La réserve est une institution à laquelle s'attache une notion d'ordre public. Elle ne peut donc faire l'objet d'aucune convention ou renonciation.


Certes, la Cour de cassation a rappelé dans son arrêt du 27 septembre 2017 qu’une loi étrangère qui ignore la réserve héréditaire n'est pas en soi contraire à l'ordre public international français, mais cela ne veut pas dire que toutes les lois étrangères qui ignorent la réserve héréditaire sont d’application immédiate en France puisque, la Haute juridiction continue en affirmant que cette loi ne peut être écartée que si son application concrète, au cas d'espèce, conduit à une situation incompatible avec les principes du droit français considérés comme essentiels.

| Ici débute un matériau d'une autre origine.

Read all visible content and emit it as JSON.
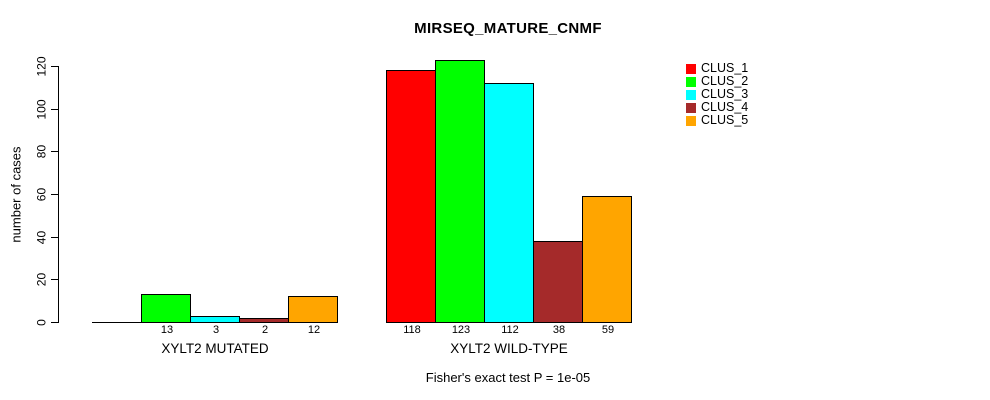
{
  "chart_data": {
    "type": "bar",
    "title": "MIRSEQ_MATURE_CNMF",
    "ylabel": "number of cases",
    "xlabel": "",
    "footer": "Fisher's exact test P = 1e-05",
    "ylim": [
      0,
      120
    ],
    "yticks": [
      "0",
      "20",
      "40",
      "60",
      "80",
      "100",
      "120"
    ],
    "grid": false,
    "legend_position": "right-inside",
    "categories": [
      "XYLT2 MUTATED",
      "XYLT2 WILD-TYPE"
    ],
    "series": [
      {
        "name": "CLUS_1",
        "color": "#FF0000",
        "values": [
          0,
          118
        ]
      },
      {
        "name": "CLUS_2",
        "color": "#00FF00",
        "values": [
          13,
          123
        ]
      },
      {
        "name": "CLUS_3",
        "color": "#00FFFF",
        "values": [
          3,
          112
        ]
      },
      {
        "name": "CLUS_4",
        "color": "#A52A2A",
        "values": [
          2,
          38
        ]
      },
      {
        "name": "CLUS_5",
        "color": "#FFA500",
        "values": [
          12,
          59
        ]
      }
    ],
    "bar_labels": [
      [
        null,
        "13",
        "3",
        "2",
        "12"
      ],
      [
        "118",
        "123",
        "112",
        "38",
        "59"
      ]
    ],
    "colors": {
      "bar_border": "#000000",
      "axis": "#000000",
      "text": "#000000",
      "background": "#FFFFFF"
    }
  }
}
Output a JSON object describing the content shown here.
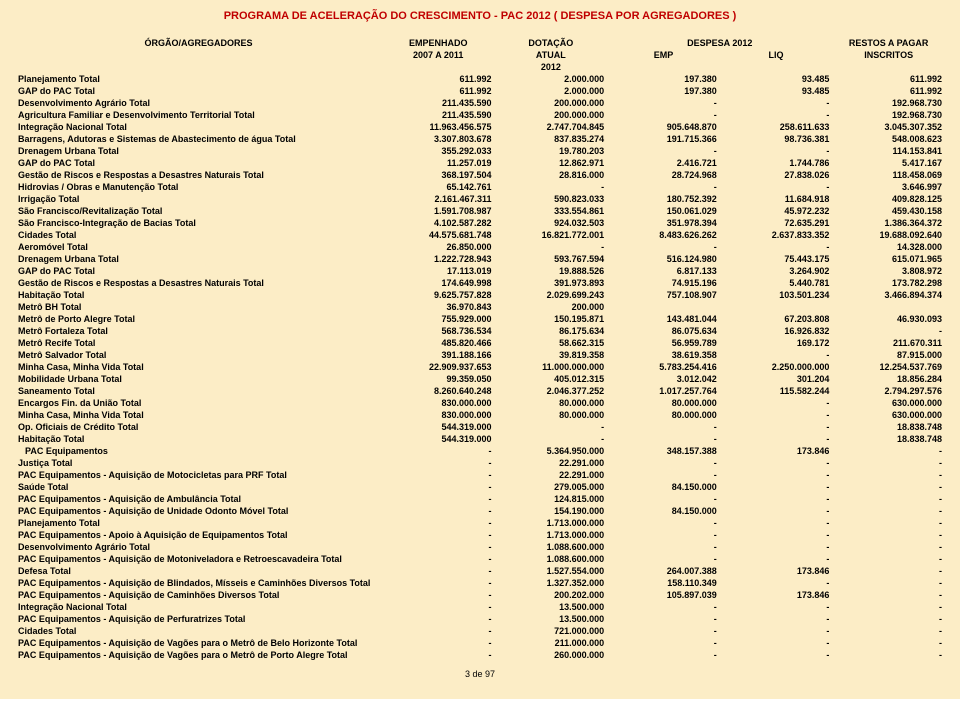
{
  "title": "PROGRAMA DE ACELERAÇÃO DO CRESCIMENTO - PAC  2012 ( DESPESA POR AGREGADORES )",
  "header": {
    "orgao": "ÓRGÃO/AGREGADORES",
    "empenhado": "EMPENHADO",
    "empenhado2": "2007 A 2011",
    "dotacao": "DOTAÇÃO",
    "dotacao2": "ATUAL",
    "dotacao3": "2012",
    "despesa": "DESPESA 2012",
    "emp": "EMP",
    "liq": "LIQ",
    "restos": "RESTOS A PAGAR",
    "restos2": "INSCRITOS"
  },
  "rows": [
    {
      "label": "Planejamento Total",
      "c1": "611.992",
      "c2": "2.000.000",
      "c3": "197.380",
      "c4": "93.485",
      "c5": "611.992"
    },
    {
      "label": "GAP do PAC Total",
      "c1": "611.992",
      "c2": "2.000.000",
      "c3": "197.380",
      "c4": "93.485",
      "c5": "611.992"
    },
    {
      "label": "Desenvolvimento Agrário Total",
      "c1": "211.435.590",
      "c2": "200.000.000",
      "c3": "-",
      "c4": "-",
      "c5": "192.968.730"
    },
    {
      "label": "Agricultura Familiar e Desenvolvimento Territorial Total",
      "c1": "211.435.590",
      "c2": "200.000.000",
      "c3": "-",
      "c4": "-",
      "c5": "192.968.730"
    },
    {
      "label": "Integração Nacional Total",
      "c1": "11.963.456.575",
      "c2": "2.747.704.845",
      "c3": "905.648.870",
      "c4": "258.611.633",
      "c5": "3.045.307.352"
    },
    {
      "label": "Barragens, Adutoras e Sistemas de Abastecimento de água Total",
      "c1": "3.307.803.678",
      "c2": "837.835.274",
      "c3": "191.715.366",
      "c4": "98.736.381",
      "c5": "548.008.623"
    },
    {
      "label": "Drenagem Urbana Total",
      "c1": "355.292.033",
      "c2": "19.780.203",
      "c3": "-",
      "c4": "-",
      "c5": "114.153.841"
    },
    {
      "label": "GAP do PAC Total",
      "c1": "11.257.019",
      "c2": "12.862.971",
      "c3": "2.416.721",
      "c4": "1.744.786",
      "c5": "5.417.167"
    },
    {
      "label": "Gestão de Riscos e Respostas a Desastres Naturais Total",
      "c1": "368.197.504",
      "c2": "28.816.000",
      "c3": "28.724.968",
      "c4": "27.838.026",
      "c5": "118.458.069"
    },
    {
      "label": "Hidrovias / Obras e Manutenção Total",
      "c1": "65.142.761",
      "c2": "-",
      "c3": "-",
      "c4": "-",
      "c5": "3.646.997"
    },
    {
      "label": "Irrigação Total",
      "c1": "2.161.467.311",
      "c2": "590.823.033",
      "c3": "180.752.392",
      "c4": "11.684.918",
      "c5": "409.828.125"
    },
    {
      "label": "São Francisco/Revitalização Total",
      "c1": "1.591.708.987",
      "c2": "333.554.861",
      "c3": "150.061.029",
      "c4": "45.972.232",
      "c5": "459.430.158"
    },
    {
      "label": "São Francisco-Integração de Bacias Total",
      "c1": "4.102.587.282",
      "c2": "924.032.503",
      "c3": "351.978.394",
      "c4": "72.635.291",
      "c5": "1.386.364.372"
    },
    {
      "label": "Cidades Total",
      "c1": "44.575.681.748",
      "c2": "16.821.772.001",
      "c3": "8.483.626.262",
      "c4": "2.637.833.352",
      "c5": "19.688.092.640"
    },
    {
      "label": "Aeromóvel Total",
      "c1": "26.850.000",
      "c2": "-",
      "c3": "-",
      "c4": "-",
      "c5": "14.328.000"
    },
    {
      "label": "Drenagem Urbana Total",
      "c1": "1.222.728.943",
      "c2": "593.767.594",
      "c3": "516.124.980",
      "c4": "75.443.175",
      "c5": "615.071.965"
    },
    {
      "label": "GAP do PAC Total",
      "c1": "17.113.019",
      "c2": "19.888.526",
      "c3": "6.817.133",
      "c4": "3.264.902",
      "c5": "3.808.972"
    },
    {
      "label": "Gestão de Riscos e Respostas a Desastres Naturais Total",
      "c1": "174.649.998",
      "c2": "391.973.893",
      "c3": "74.915.196",
      "c4": "5.440.781",
      "c5": "173.782.298"
    },
    {
      "label": "Habitação Total",
      "c1": "9.625.757.828",
      "c2": "2.029.699.243",
      "c3": "757.108.907",
      "c4": "103.501.234",
      "c5": "3.466.894.374"
    },
    {
      "label": "Metrô BH Total",
      "c1": "36.970.843",
      "c2": "200.000",
      "c3": "",
      "c4": "",
      "c5": ""
    },
    {
      "label": "Metrô de Porto Alegre Total",
      "c1": "755.929.000",
      "c2": "150.195.871",
      "c3": "143.481.044",
      "c4": "67.203.808",
      "c5": "46.930.093"
    },
    {
      "label": "Metrô Fortaleza Total",
      "c1": "568.736.534",
      "c2": "86.175.634",
      "c3": "86.075.634",
      "c4": "16.926.832",
      "c5": "-"
    },
    {
      "label": "Metrô Recife Total",
      "c1": "485.820.466",
      "c2": "58.662.315",
      "c3": "56.959.789",
      "c4": "169.172",
      "c5": "211.670.311"
    },
    {
      "label": "Metrô Salvador Total",
      "c1": "391.188.166",
      "c2": "39.819.358",
      "c3": "38.619.358",
      "c4": "-",
      "c5": "87.915.000"
    },
    {
      "label": "Minha Casa, Minha Vida Total",
      "c1": "22.909.937.653",
      "c2": "11.000.000.000",
      "c3": "5.783.254.416",
      "c4": "2.250.000.000",
      "c5": "12.254.537.769"
    },
    {
      "label": "Mobilidade Urbana Total",
      "c1": "99.359.050",
      "c2": "405.012.315",
      "c3": "3.012.042",
      "c4": "301.204",
      "c5": "18.856.284"
    },
    {
      "label": "Saneamento Total",
      "c1": "8.260.640.248",
      "c2": "2.046.377.252",
      "c3": "1.017.257.764",
      "c4": "115.582.244",
      "c5": "2.794.297.576"
    },
    {
      "label": "Encargos Fin. da União Total",
      "c1": "830.000.000",
      "c2": "80.000.000",
      "c3": "80.000.000",
      "c4": "-",
      "c5": "630.000.000"
    },
    {
      "label": "Minha Casa, Minha Vida Total",
      "c1": "830.000.000",
      "c2": "80.000.000",
      "c3": "80.000.000",
      "c4": "-",
      "c5": "630.000.000"
    },
    {
      "label": "Op. Oficiais de Crédito Total",
      "c1": "544.319.000",
      "c2": "-",
      "c3": "-",
      "c4": "-",
      "c5": "18.838.748"
    },
    {
      "label": "Habitação Total",
      "c1": "544.319.000",
      "c2": "-",
      "c3": "-",
      "c4": "-",
      "c5": "18.838.748"
    },
    {
      "label": "PAC Equipamentos",
      "indent": true,
      "c1": "-",
      "c2": "5.364.950.000",
      "c3": "348.157.388",
      "c4": "173.846",
      "c5": "-"
    },
    {
      "label": "Justiça Total",
      "c1": "-",
      "c2": "22.291.000",
      "c3": "-",
      "c4": "-",
      "c5": "-"
    },
    {
      "label": "PAC Equipamentos - Aquisição de Motocicletas para PRF Total",
      "c1": "-",
      "c2": "22.291.000",
      "c3": "-",
      "c4": "-",
      "c5": "-"
    },
    {
      "label": "Saúde Total",
      "c1": "-",
      "c2": "279.005.000",
      "c3": "84.150.000",
      "c4": "-",
      "c5": "-"
    },
    {
      "label": "PAC Equipamentos - Aquisição de Ambulância Total",
      "c1": "-",
      "c2": "124.815.000",
      "c3": "-",
      "c4": "-",
      "c5": "-"
    },
    {
      "label": "PAC Equipamentos - Aquisição de Unidade Odonto Móvel Total",
      "c1": "-",
      "c2": "154.190.000",
      "c3": "84.150.000",
      "c4": "-",
      "c5": "-"
    },
    {
      "label": "Planejamento Total",
      "c1": "-",
      "c2": "1.713.000.000",
      "c3": "-",
      "c4": "-",
      "c5": "-"
    },
    {
      "label": "PAC Equipamentos - Apoio à Aquisição de Equipamentos Total",
      "c1": "-",
      "c2": "1.713.000.000",
      "c3": "-",
      "c4": "-",
      "c5": "-"
    },
    {
      "label": "Desenvolvimento Agrário Total",
      "c1": "-",
      "c2": "1.088.600.000",
      "c3": "-",
      "c4": "-",
      "c5": "-"
    },
    {
      "label": "PAC Equipamentos - Aquisição de Motoniveladora e Retroescavadeira Total",
      "c1": "-",
      "c2": "1.088.600.000",
      "c3": "-",
      "c4": "-",
      "c5": "-"
    },
    {
      "label": "Defesa Total",
      "c1": "-",
      "c2": "1.527.554.000",
      "c3": "264.007.388",
      "c4": "173.846",
      "c5": "-"
    },
    {
      "label": "PAC Equipamentos - Aquisição de Blindados, Mísseis e Caminhões Diversos Total",
      "c1": "-",
      "c2": "1.327.352.000",
      "c3": "158.110.349",
      "c4": "-",
      "c5": "-"
    },
    {
      "label": "PAC Equipamentos - Aquisição de Caminhões Diversos Total",
      "c1": "-",
      "c2": "200.202.000",
      "c3": "105.897.039",
      "c4": "173.846",
      "c5": "-"
    },
    {
      "label": "Integração Nacional Total",
      "c1": "-",
      "c2": "13.500.000",
      "c3": "-",
      "c4": "-",
      "c5": "-"
    },
    {
      "label": "PAC Equipamentos - Aquisição de Perfuratrizes Total",
      "c1": "-",
      "c2": "13.500.000",
      "c3": "-",
      "c4": "-",
      "c5": "-"
    },
    {
      "label": "Cidades Total",
      "c1": "-",
      "c2": "721.000.000",
      "c3": "-",
      "c4": "-",
      "c5": "-"
    },
    {
      "label": "PAC Equipamentos - Aquisição de Vagões para o Metrô de Belo Horizonte Total",
      "c1": "-",
      "c2": "211.000.000",
      "c3": "-",
      "c4": "-",
      "c5": "-"
    },
    {
      "label": "PAC Equipamentos - Aquisição de Vagões para o Metrô de Porto Alegre Total",
      "c1": "-",
      "c2": "260.000.000",
      "c3": "-",
      "c4": "-",
      "c5": "-"
    }
  ],
  "footer": "3 de 97"
}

Quels sont ces principes considérés comme essentiels par la Cour de cassation ?


Ce peut être par exemple le cas d’une loi étrangère qui porte atteinte à la situation d’une personne quand elle est discriminatoire.


Il en va de même des principes du droit français considérés comme essentiels.


Par exemple des successions fondées sur la discrimination liée au sexe, la race ou la religion qui sont contraires à l’ordre public interne.


Dans ces conditions, le juge français écartera toutes les dispositions de la loi étrangère qui créent une inégalité successorale entre les héritiers en faisant application de la loi du for c’est-à-dire, des dispositions de la française qui maintiennent l’équilibre familial et l’égalité entre les héritiers réservataires.


L’assurance-vie

Un autre mécanisme plus original permet de mettre ses descendants à l’abri contre toute atteinte à la réserve héréditaire. Il s’agit de l’assurance vie.


Ce mécanisme pourrait s’analyser en un contrat pour le compte d’autrui tel que la stipulation pour autrui [3].


Qu’est-ce que le contrat d’assurance-vie ? C’est le contrat par lequel une personne l’assureur s’engage, en contrepartie du paiement de prime, à verser une rente ou un capital au profit d’une ou plusieurs personnes déterminées (généralement au profit de son conjoint ou de l’un de ses héritiers).


L’article L132-12 du Code des assurances dispose que le capital ou la rente stipulés payables lors du décès de l'assuré à un bénéficiaire déterminé ou à ses héritiers ne font pas partie de la succession de l'assuré.


En outre, l’article L132-13 du même code exclut ce capital et cette rente des règles relatives à la réduction pour atteinte à la réserve.


Toutefois, bien vrai que ce contrat soit utilisé pour avantager une tierce personne ou même un héritier réservataire, il est souvent sanctionné par la Cour de cassation en cas de trop perçu.


Il en est ainsi lorsque le montant des primes versées est nécessairement de nature à réduire de manière conséquente l'actif du patrimoine du souscripteur et caractérise une volonté du souscripteur de gratifier son épouse au-delà du devoir de secours (Cour de cassation, 1re chambre civile, 12 septembre 2012, n° 11-17.600).


Par conséquent, les héritiers lésés pourront intenter une action en justice pour demander la requalification de ce contrat en donation indirecte [4].